How to carry out a risk assessment in the workplace

The last situation most small and medium-sized firms want to face is harm to their workforce which is why risk assessment forms are so important as they help you identify hazards, not to mention bringing you into compliance with the law. 

Firstly, it is worth clarifying exactly what is meant by hazard and risk, despite it appearing obvious. A hazard is any thing that poses harm to employees, for instance, a slippery floor or faulty microwave. A risk is the level of danger posed by the hazard, and relates to the potential severity of harm caused to the worker.

The completion of risk assessment forms is mandatory for firms that employee a minimum of five people, and it will ensure that you are complying with government guidelines on health and safety in the workplace.

Although the law recognises that it is not possible for firms to eradicate all work environment risks, it expects employers to take necessary steps to reduce the hazards that threaten employees’ health and safety.

By law, employers are expected to combat workplace risks where it is “reasonably practicable” and there are a number of simple steps you can take to ensure compliance.

Of course you need to know exactly what is involved in identifying risk, and this is simply recognising a hazard, such as sharp edges, and doing your best to weaken the effects of the risk.

Some ways of identifying risk include simply walking around the workplace to see where there are potential harms, as well as asking employees where they think hazards lie.

For instance, a loose electrical cable could pose a fire hazard, which is particularly dangerous for workers, and as such, an electrician or relevant professional should be called in to rectify the problem.

It is worth noting that it is possible to overcomplicate the process of risk assessment, so try to strike a suitable balance that will ensure that you do not obsess over every fine detail, but in which your employees are as safe as possible.
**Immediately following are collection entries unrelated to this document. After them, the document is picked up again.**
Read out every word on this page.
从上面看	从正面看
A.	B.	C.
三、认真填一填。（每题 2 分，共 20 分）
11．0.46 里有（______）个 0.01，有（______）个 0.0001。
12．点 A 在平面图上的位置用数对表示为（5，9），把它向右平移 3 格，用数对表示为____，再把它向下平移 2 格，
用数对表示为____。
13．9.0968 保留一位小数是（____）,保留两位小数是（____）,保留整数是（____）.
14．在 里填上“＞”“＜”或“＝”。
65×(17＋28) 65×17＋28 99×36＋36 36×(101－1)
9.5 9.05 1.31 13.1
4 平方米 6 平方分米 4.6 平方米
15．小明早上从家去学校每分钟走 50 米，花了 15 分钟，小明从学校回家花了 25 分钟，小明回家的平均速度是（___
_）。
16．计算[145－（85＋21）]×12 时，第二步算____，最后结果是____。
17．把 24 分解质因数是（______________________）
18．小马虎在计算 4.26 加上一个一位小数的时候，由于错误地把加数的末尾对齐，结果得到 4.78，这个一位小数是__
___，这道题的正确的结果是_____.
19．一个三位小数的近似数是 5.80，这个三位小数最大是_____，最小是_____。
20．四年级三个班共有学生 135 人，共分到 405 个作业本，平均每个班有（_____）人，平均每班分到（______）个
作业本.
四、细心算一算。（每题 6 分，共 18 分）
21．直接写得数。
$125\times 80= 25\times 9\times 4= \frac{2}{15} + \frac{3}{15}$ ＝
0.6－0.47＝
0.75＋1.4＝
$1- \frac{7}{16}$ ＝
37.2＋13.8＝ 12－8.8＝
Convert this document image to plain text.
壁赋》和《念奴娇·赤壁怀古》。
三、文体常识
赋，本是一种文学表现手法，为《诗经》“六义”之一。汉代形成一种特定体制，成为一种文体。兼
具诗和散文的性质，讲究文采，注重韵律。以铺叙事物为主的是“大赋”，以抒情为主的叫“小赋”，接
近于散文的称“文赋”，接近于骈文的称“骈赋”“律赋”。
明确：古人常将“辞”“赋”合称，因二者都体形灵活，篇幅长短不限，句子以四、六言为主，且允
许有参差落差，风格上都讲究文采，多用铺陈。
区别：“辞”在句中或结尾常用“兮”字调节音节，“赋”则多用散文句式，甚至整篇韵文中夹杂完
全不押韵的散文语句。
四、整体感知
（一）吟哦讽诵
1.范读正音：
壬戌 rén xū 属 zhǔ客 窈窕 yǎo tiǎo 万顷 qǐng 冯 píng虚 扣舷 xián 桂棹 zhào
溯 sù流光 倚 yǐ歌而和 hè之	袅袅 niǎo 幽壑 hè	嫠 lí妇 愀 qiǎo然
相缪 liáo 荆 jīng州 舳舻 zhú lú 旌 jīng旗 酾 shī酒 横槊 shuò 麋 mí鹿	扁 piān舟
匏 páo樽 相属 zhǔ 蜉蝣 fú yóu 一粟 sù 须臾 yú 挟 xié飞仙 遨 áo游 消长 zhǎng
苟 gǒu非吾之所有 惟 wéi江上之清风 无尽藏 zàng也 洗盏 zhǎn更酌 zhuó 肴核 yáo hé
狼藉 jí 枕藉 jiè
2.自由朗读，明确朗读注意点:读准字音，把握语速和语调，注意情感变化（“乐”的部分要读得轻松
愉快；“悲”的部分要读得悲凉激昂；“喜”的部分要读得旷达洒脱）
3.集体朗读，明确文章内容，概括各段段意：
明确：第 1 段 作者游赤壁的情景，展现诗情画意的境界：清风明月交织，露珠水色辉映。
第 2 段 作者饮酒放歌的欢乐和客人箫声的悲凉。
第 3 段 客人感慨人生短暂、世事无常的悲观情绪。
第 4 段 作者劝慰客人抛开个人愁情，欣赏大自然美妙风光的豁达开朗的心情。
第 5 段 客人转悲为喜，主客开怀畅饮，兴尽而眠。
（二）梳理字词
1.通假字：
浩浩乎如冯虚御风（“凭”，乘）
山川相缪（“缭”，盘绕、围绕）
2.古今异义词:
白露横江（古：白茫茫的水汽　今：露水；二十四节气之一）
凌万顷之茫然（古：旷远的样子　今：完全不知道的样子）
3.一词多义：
Once you have identified a hazard, it is necessary to consider who is at risk of harm. For example, where heavy lifting is required as part of an employee’s role, you might say that shelf stackers are at risk. The risk assessment does not require you to name individuals, but to identify a particular group that faces potential harm. 

Once you know where the risk is and who it poses a threat to, it is then necessary to decide what to do about the problem. Consider whether or not the risk can be permanently removed, or simply controlled, while also taking into account whether you already have taken precautionary steps in relation to the hazard.

It might involve switching products to reduce risks, or it could involve providing protective clothing to employees. However, steps should be taken to avoid potential harm to workers.

The next step is to record your findings, as well as detailing the steps you took to counteract the risk. If you have fewer than five employees, you do not need to write down the procedures but it is a good idea to share the risk assessment with staff.

When writing down the risks, again it is best to keep it simple by sticking to short phrases that sum up the situation, such as “being burnt by dripping hot water”.

Remember that a risk assessment needs to clearly outline every step you took to identify and counteract the problem so be sure to include each action in a chronological order, such as saying what the risk was, who it affected and how you dealt with it.

Finally, remember to review and update your risk assessment on a regular basis as not only will this ensure that your employees’ health and safety is protected, but it will keep you in compliance with the law.